One of my buddies runs his team like an insane National Football League owner: always making changes, scanning for prize picks and offering ridiculously one-sided trades. My friend seems to think that mere motion equals progress. He never wins the fantasy league.
What if you ran your investment strategies like a fantasy football team? Here are mistakes to avoid on the make-believe gridiron and in our very real stock market.
Overconfidence. I entered the draft prepared and I consider myself a superior evaluator of fantasy football talent. Still, I know I won’t win my fantasy league this season.

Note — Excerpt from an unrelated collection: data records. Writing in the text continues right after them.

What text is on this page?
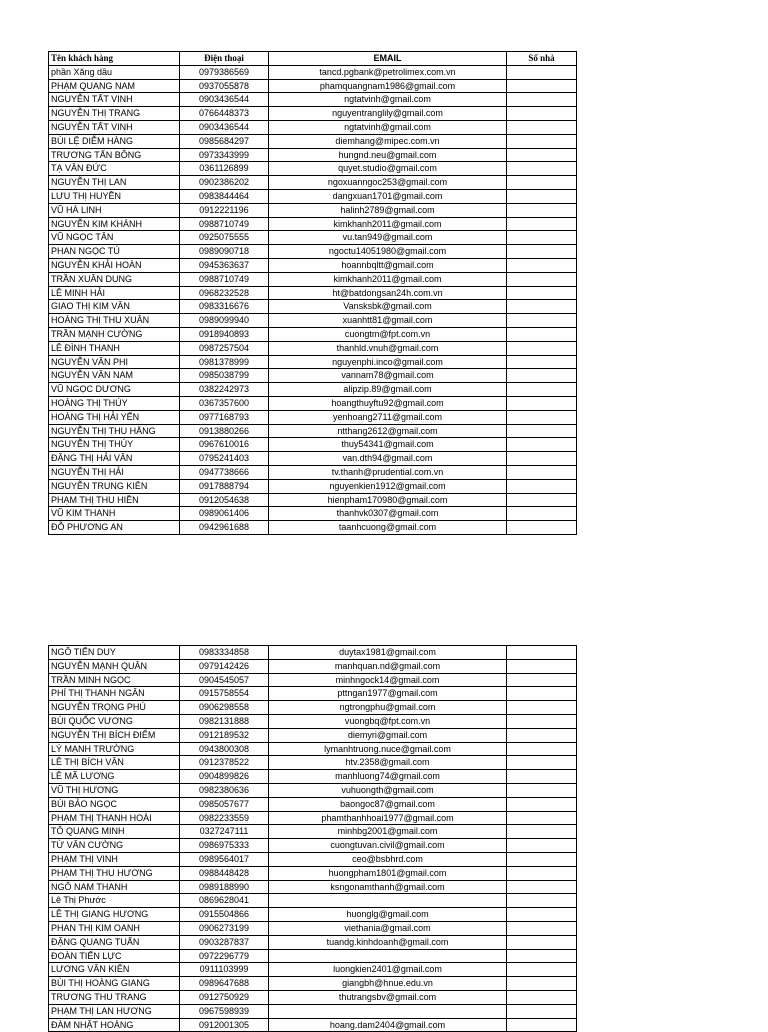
Tên khách hàng	Điện thoại	EMAIL	Số nhà
phần Xăng dầu	0979386569	tancd.pgbank@petrolimex.com.vn	
PHẠM QUANG NAM	0937055878	phamquangnam1986@gmail.com	
NGUYỄN TẤT VINH	0903436544	ngtatvinh@gmail.com	
NGUYỄN THỊ TRANG	0766448373	nguyentranglily@gmail.com	
NGUYỄN TẤT VINH	0903436544	ngtatvinh@gmail.com	
BÙI LỆ DIỄM HÀNG	0985684297	diemhang@mipec.com.vn	
TRƯƠNG TẤN BÔNG	0973343999	hungnd.neu@gmail.com	
TẠ VĂN ĐỨC	0361126899	quyet.studio@gmail.com	
NGUYỄN THỊ LAN	0902386202	ngoxuanngoc253@gmail.com	
LƯU THỊ HUYỀN	0983844464	dangxuan1701@gmail.com	
VŨ HÀ LINH	0912221196	halinh2789@gmail.com	
NGUYỄN KIM KHÁNH	0988710749	kimkhanh2011@gmail.com	
VŨ NGỌC TÂN	0925075555	vu.tan949@gmail.com	
PHAN NGỌC TÚ	0989090718	ngoctu14051980@gmail.com	
NGUYỄN KHẢI HOÀN	0945363637	hoannbqltt@gmail.com	
TRẦN XUÂN DUNG	0988710749	kimkhanh2011@gmail.com	
LÊ MINH HẢI	0968232528	ht@batdongsan24h.com.vn	
GIAO THỊ KIM VÂN	0983316676	Vansksbk@gmail.com	
HOÀNG THỊ THU XUÂN	0989099940	xuanhtt81@gmail.com	
TRẦN MẠNH CƯỜNG	0918940893	cuongtm@fpt.com.vn	
LÊ ĐÌNH THANH	0987257504	thanhld.vnuh@gmail.com	
NGUYỄN VĂN PHI	0981378999	nguyenphi.inco@gmail.com	
NGUYỄN VĂN NAM	0985038799	vannam78@gmail.com	
VŨ NGỌC DƯƠNG	0382242973	alipzip.89@gmail.com	
HOÀNG THỊ THÚY	0367357600	hoangthuyftu92@gmail.com	
HOÀNG THỊ HẢI YẾN	0977168793	yenhoang2711@gmail.com	
NGUYỄN THỊ THU HẰNG	0913880266	ntthang2612@gmail.com	
NGUYỄN THỊ THÚY	0967610016	thuy54341@gmail.com	
ĐẶNG THỊ HẢI VÂN	0795241403	van.dth94@gmail.com	
NGUYỄN THỊ HẢI	0947738666	tv.thanh@prudential.com.vn	
NGUYỄN TRUNG KIÊN	0917888794	nguyenkien1912@gmail.com	
PHẠM THỊ THU HIỀN	0912054638	hienpham170980@gmail.com	
VŨ KIM THANH	0989061406	thanhvk0307@gmail.com	
ĐỖ PHƯƠNG AN	0942961688	taanhcuong@gmail.com	
NGÔ TIẾN DUY	0983334858	duytax1981@gmail.com	
NGUYỄN MẠNH QUÂN	0979142426	manhquan.nd@gmail.com	
TRẦN MINH NGỌC	0904545057	minhngock14@gmail.com	
PHÍ THỊ THANH NGÂN	0915758554	pttngan1977@gmail.com	
NGUYỄN TRỌNG PHÚ	0906298558	ngtrongphu@gmail.com	
BÙI QUỐC VƯƠNG	0982131888	vuongbq@fpt.com.vn	
NGUYỄN THỊ BÍCH ĐIỂM	0912189532	diemyri@gmail.com	
LÝ MẠNH TRƯỜNG	0943800308	lymanhtruong.nuce@gmail.com	
LÊ THỊ BÍCH VÂN	0912378522	htv.2358@gmail.com	
LÊ MÃ LƯƠNG	0904899826	manhluong74@gmail.com	
VŨ THỊ HƯƠNG	0982380636	vuhuongth@gmail.com	
BÙI BẢO NGỌC	0985057677	baongoc87@gmail.com	
PHẠM THỊ THANH HOÀI	0982233559	phamthanhhoai1977@gmail.com	
TÔ QUANG MINH	0327247111	minhbg2001@gmail.com	
TỪ VĂN CƯỜNG	0986975333	cuongtuvan.civil@gmail.com	
PHẠM THỊ VINH	0989564017	ceo@bsbhrd.com	
PHẠM THỊ THU HƯƠNG	0988448428	huongpham1801@gmail.com	
NGÔ NAM THANH	0989188990	ksngonamthanh@gmail.com	
Lê Thị Phước	0869628041		
LÊ THỊ GIANG HƯƠNG	0915504866	huonglg@gmail.com	
PHAN THỊ KIM OANH	0906273199	viethania@gmail.com	
ĐẶNG QUANG TUẤN	0903287837	tuandg.kinhdoanh@gmail.com	
ĐOÀN TIẾN LỰC	0972296779		
LƯƠNG VĂN KIÊN	0911103999	luongkien2401@gmail.com	
BÙI THỊ HOÀNG GIANG	0989647688	giangbh@hnue.edu.vn	
TRƯƠNG THU TRANG	0912750929	thutrangsbv@gmail.com	
PHẠM THỊ LAN HƯƠNG	0967598939		
ĐÀM NHẬT HOÀNG	0912001305	hoang.dam2404@gmail.com	
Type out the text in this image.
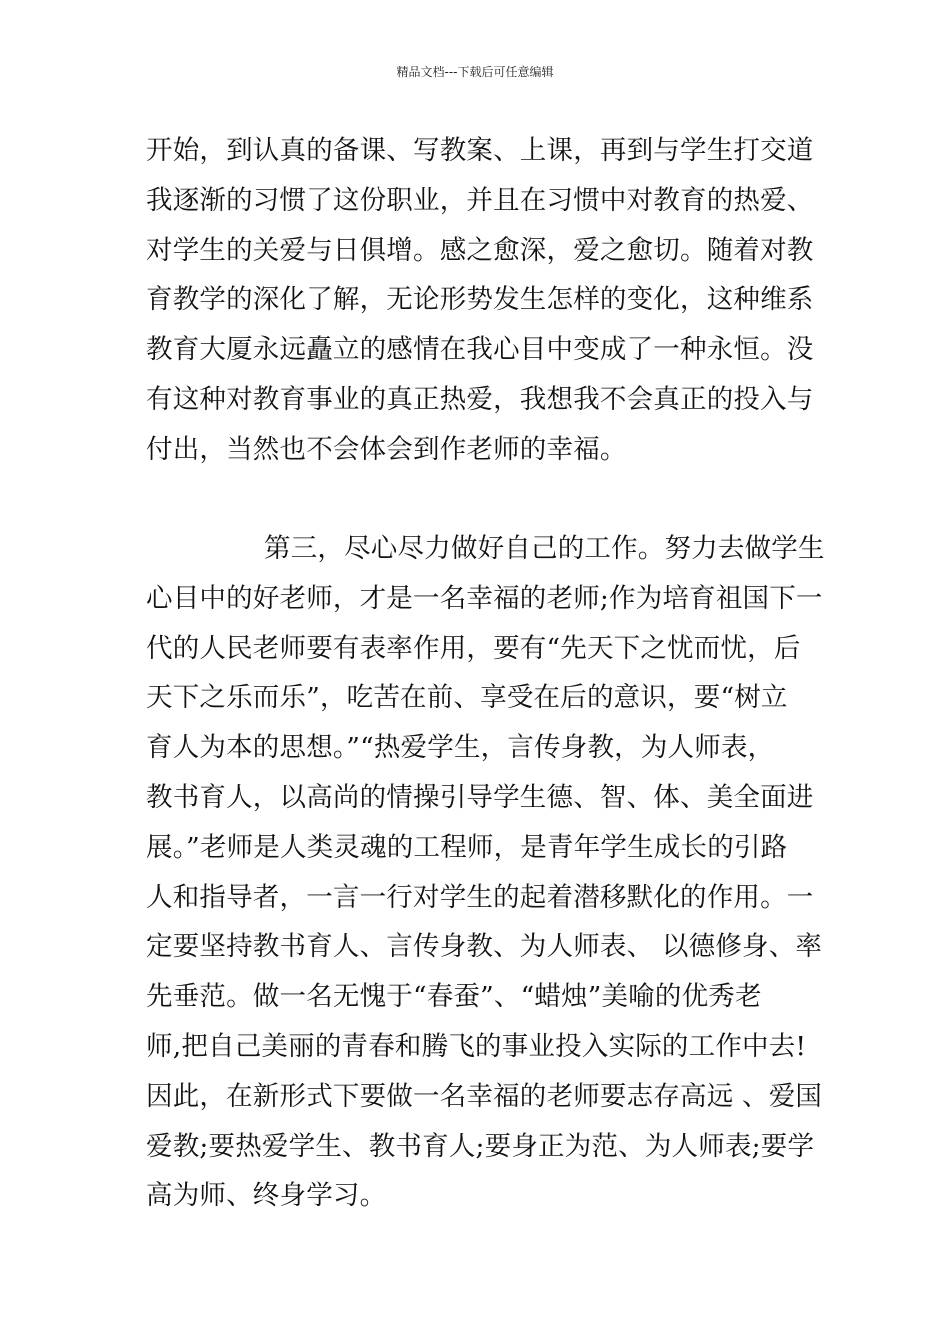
精品文档---下载后可任意编辑
开始，到认真的备课、写教案、上课，再到与学生打交道
我逐渐的习惯了这份职业，并且在习惯中对教育的热爱、
对学生的关爱与日俱增。感之愈深，爱之愈切。随着对教
育教学的深化了解，无论形势发生怎样的变化，这种维系
教育大厦永远矗立的感情在我心目中变成了一种永恒。没
有这种对教育事业的真正热爱，我想我不会真正的投入与
付出，当然也不会体会到作老师的幸福。
第三，尽心尽力做好自己的工作。努力去做学生
心目中的好老师，才是一名幸福的老师;作为培育祖国下一
代的人民老师要有表率作用，要有“先天下之忧而忧，后
天下之乐而乐”，吃苦在前、享受在后的意识，要“树立
育人为本的思想。”“热爱学生，言传身教，为人师表，
教书育人，以高尚的情操引导学生德、智、体、美全面进
展。”老师是人类灵魂的工程师，是青年学生成长的引路
人和指导者，一言一行对学生的起着潜移默化的作用。一
定要坚持教书育人、言传身教、为人师表、 以德修身、率
先垂范。做一名无愧于“春蚕”、“蜡烛”美喻的优秀老
师,把自己美丽的青春和腾飞的事业投入实际的工作中去!
因此，在新形式下要做一名幸福的老师要志存高远 、爱国
爱教;要热爱学生、教书育人;要身正为范、为人师表;要学
高为师、终身学习。
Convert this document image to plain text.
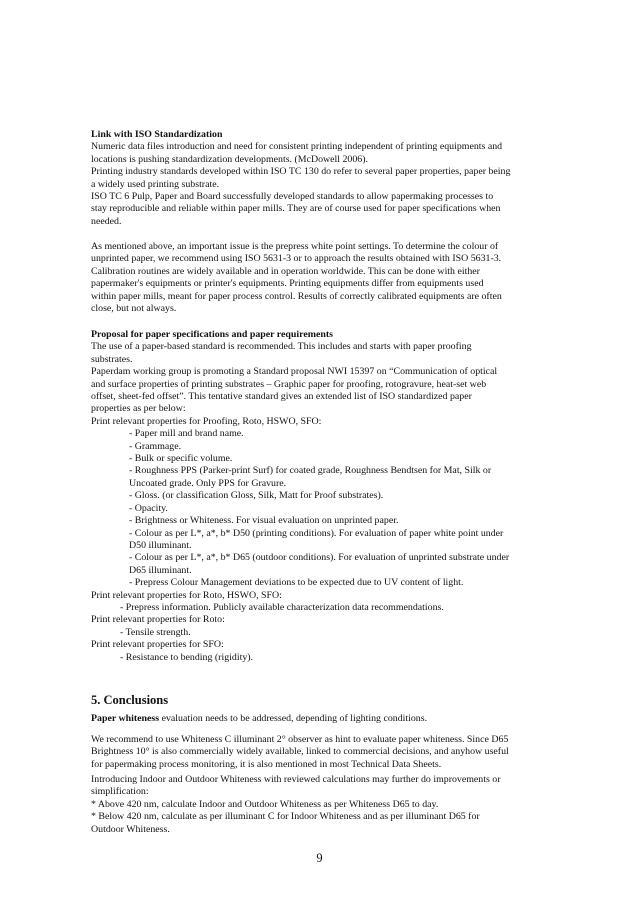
Link with ISO Standardization
Numeric data files introduction and need for consistent printing independent of printing equipments and
locations is pushing standardization developments. (McDowell 2006).
Printing industry standards developed within ISO TC 130 do refer to several paper properties, paper being
a widely used printing substrate.
ISO TC 6 Pulp, Paper and Board successfully developed standards to allow papermaking processes to
stay reproducible and reliable within paper mills. They are of course used for paper specifications when
needed.
As mentioned above, an important issue is the prepress white point settings. To determine the colour of
unprinted paper, we recommend using ISO 5631-3 or to approach the results obtained with ISO 5631-3.
Calibration routines are widely available and in operation worldwide. This can be done with either
papermaker's equipments or printer's equipments. Printing equipments differ from equipments used
within paper mills, meant for paper process control. Results of correctly calibrated equipments are often
close, but not always.
Proposal for paper specifications and paper requirements
The use of a paper-based standard is recommended. This includes and starts with paper proofing
substrates.
Paperdam working group is promoting a Standard proposal NWI 15397 on “Communication of optical
and surface properties of printing substrates – Graphic paper for proofing, rotogravure, heat-set web
offset, sheet-fed offset”. This tentative standard gives an extended list of ISO standardized paper
properties as per below:
Print relevant properties for Proofing, Roto, HSWO, SFO:
- Paper mill and brand name.
- Grammage.
- Bulk or specific volume.
- Roughness PPS (Parker-print Surf) for coated grade, Roughness Bendtsen for Mat, Silk or
Uncoated grade. Only PPS for Gravure.
- Gloss. (or classification Gloss, Silk, Matt for Proof substrates).
- Opacity.
- Brightness or Whiteness. For visual evaluation on unprinted paper.
- Colour as per L*, a*, b* D50 (printing conditions). For evaluation of paper white point under
D50 illuminant.
- Colour as per L*, a*, b* D65 (outdoor conditions). For evaluation of unprinted substrate under
D65 illuminant.
- Prepress Colour Management deviations to be expected due to UV content of light.
Print relevant properties for Roto, HSWO, SFO:
- Prepress information. Publicly available characterization data recommendations.
Print relevant properties for Roto:
- Tensile strength.
Print relevant properties for SFO:
- Resistance to bending (rigidity).
5. Conclusions
Paper whiteness evaluation needs to be addressed, depending of lighting conditions.
We recommend to use Whiteness C illuminant 2° observer as hint to evaluate paper whiteness. Since D65
Brightness 10° is also commercially widely available, linked to commercial decisions, and anyhow useful
for papermaking process monitoring, it is also mentioned in most Technical Data Sheets.
Introducing Indoor and Outdoor Whiteness with reviewed calculations may further do improvements or
simplification:
* Above 420 nm, calculate Indoor and Outdoor Whiteness as per Whiteness D65 to day.
* Below 420 nm, calculate as per illuminant C for Indoor Whiteness and as per illuminant D65 for
Outdoor Whiteness.
9
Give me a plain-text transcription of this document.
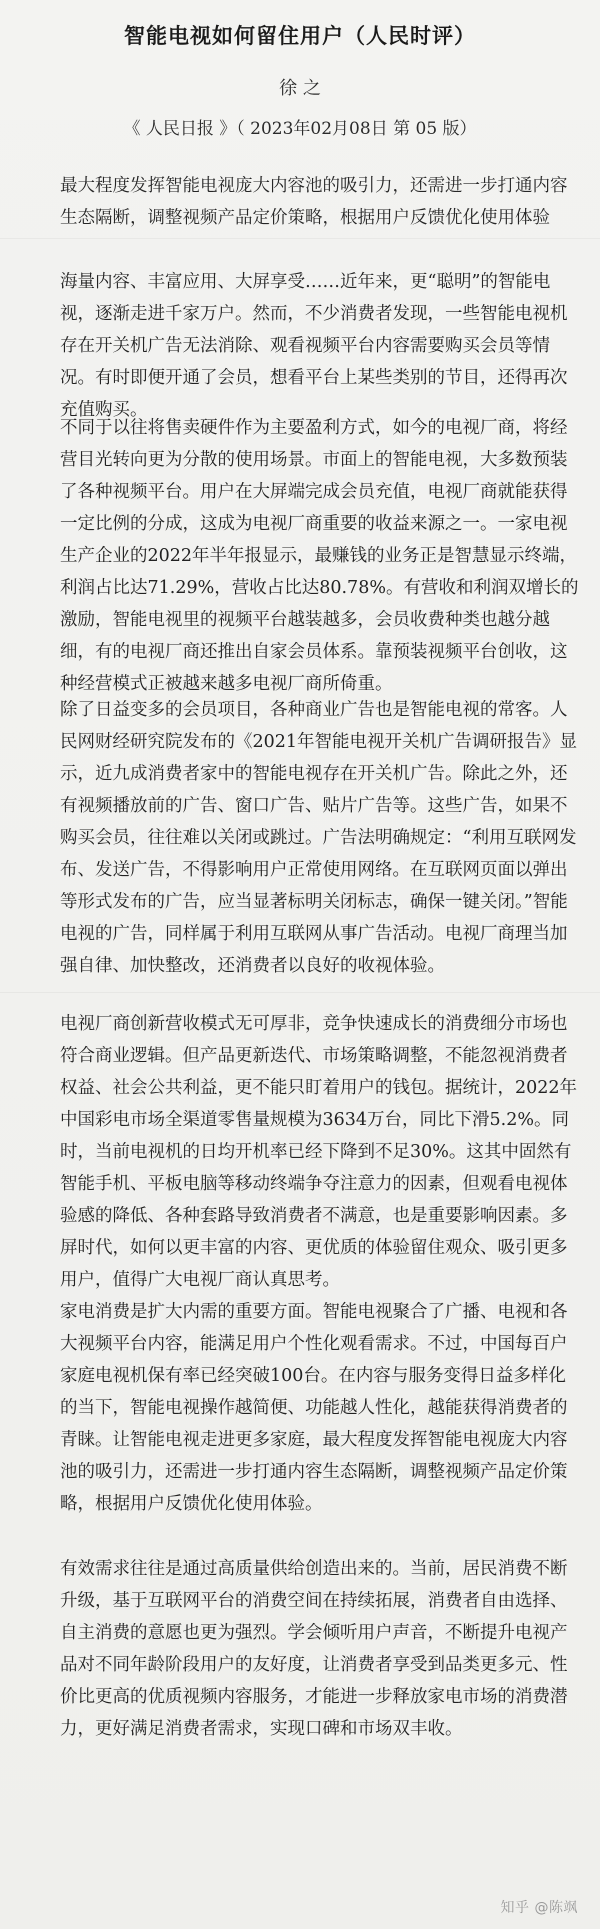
智能电视如何留住用户（人民时评）
徐 之
《 人民日报 》（ 2023年02月08日 第 05 版）
最大程度发挥智能电视庞大内容池的吸引力，还需进一步打通内容生态隔断，调整视频产品定价策略，根据用户反馈优化使用体验

海量内容、丰富应用、大屏享受……近年来，更“聪明”的智能电视，逐渐走进千家万户。然而，不少消费者发现，一些智能电视机存在开关机广告无法消除、观看视频平台内容需要购买会员等情况。有时即便开通了会员，想看平台上某些类别的节目，还得再次充值购买。

不同于以往将售卖硬件作为主要盈利方式，如今的电视厂商，将经营目光转向更为分散的使用场景。市面上的智能电视，大多数预装了各种视频平台。用户在大屏端完成会员充值，电视厂商就能获得一定比例的分成，这成为电视厂商重要的收益来源之一。一家电视生产企业的2022年半年报显示，最赚钱的业务正是智慧显示终端，利润占比达71.29%，营收占比达80.78%。有营收和利润双增长的激励，智能电视里的视频平台越装越多，会员收费种类也越分越细，有的电视厂商还推出自家会员体系。靠预装视频平台创收，这种经营模式正被越来越多电视厂商所倚重。

除了日益变多的会员项目，各种商业广告也是智能电视的常客。人民网财经研究院发布的《2021年智能电视开关机广告调研报告》显示，近九成消费者家中的智能电视存在开关机广告。除此之外，还有视频播放前的广告、窗口广告、贴片广告等。这些广告，如果不购买会员，往往难以关闭或跳过。广告法明确规定：“利用互联网发布、发送广告，不得影响用户正常使用网络。在互联网页面以弹出等形式发布的广告，应当显著标明关闭标志，确保一键关闭。”智能电视的广告，同样属于利用互联网从事广告活动。电视厂商理当加强自律、加快整改，还消费者以良好的收视体验。

电视厂商创新营收模式无可厚非，竞争快速成长的消费细分市场也符合商业逻辑。但产品更新迭代、市场策略调整，不能忽视消费者权益、社会公共利益，更不能只盯着用户的钱包。据统计，2022年中国彩电市场全渠道零售量规模为3634万台，同比下滑5.2%。同时，当前电视机的日均开机率已经下降到不足30%。这其中固然有智能手机、平板电脑等移动终端争夺注意力的因素，但观看电视体验感的降低、各种套路导致消费者不满意，也是重要影响因素。多屏时代，如何以更丰富的内容、更优质的体验留住观众、吸引更多用户，值得广大电视厂商认真思考。

家电消费是扩大内需的重要方面。智能电视聚合了广播、电视和各大视频平台内容，能满足用户个性化观看需求。不过，中国每百户家庭电视机保有率已经突破100台。在内容与服务变得日益多样化的当下，智能电视操作越简便、功能越人性化，越能获得消费者的青睐。让智能电视走进更多家庭，最大程度发挥智能电视庞大内容池的吸引力，还需进一步打通内容生态隔断，调整视频产品定价策略，根据用户反馈优化使用体验。

有效需求往往是通过高质量供给创造出来的。当前，居民消费不断升级，基于互联网平台的消费空间在持续拓展，消费者自由选择、自主消费的意愿也更为强烈。学会倾听用户声音，不断提升电视产品对不同年龄阶段用户的友好度，让消费者享受到品类更多元、性价比更高的优质视频内容服务，才能进一步释放家电市场的消费潜力，更好满足消费者需求，实现口碑和市场双丰收。

知乎 @陈飒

Overconfidence can be terrible when investing or when building a fantasy team. We believe that our forecasting skills or ability to time the markets will improve results. Most of the time, our overconfidence causes us to miss important details and leads only to suboptimal performance. Recognizing our limits is key to success in both arenas.
Everyone has a strategy entering a fantasy draft, as well. Usually your draft goes great until the guy picking before you starts grabbing the players you want in every round. This usually drives you to take either the next-best available player or get frustrated; before you know it, you end up with nine players for the same position on your roster.
With your investments, market events will inevitably throw you off course from time to time. You need a flexible plan that keeps your investment strategy and long-term goals uppermost in mind.
Concentration. Owning too much of your company’s stock or holding concentrated positions in one industry or sector (such as utilities or technology) can produce predictable outcomes: terrific or disastrous. Guess which is more likely over time.
In fantasy football, too many specialist players from the same team makes for similar outcomes. Diversification in your investment portfolio helps reduce its volatility.
Be patient. Every league has someone like my buddy who turns his roster over several times a year, benching pro stars Andrew Luck or Jamal Charles after one bad game and always chasing last week’s big hero.
Being patient that your time-tested performer in football or investing gives you your best opportunity at success. Pursuing performance is usually a recipe for frustration and, ultimately, failure.
Don’t talk about it. You don’t want to overshare your fantasy wins, bad defeats and season-ending player injuries with the world. Similarly, don’t post your 401(k) balance or net worth on social media – or even flaunt them in company.
Good luck with your fantasy season wherever it takes place. And please don’t treat your investments like a bad coach runs a football team.
Andrew Comstock, CFA, is president and chief investment officer of Castlebar Asset Management in Leawood, Kan.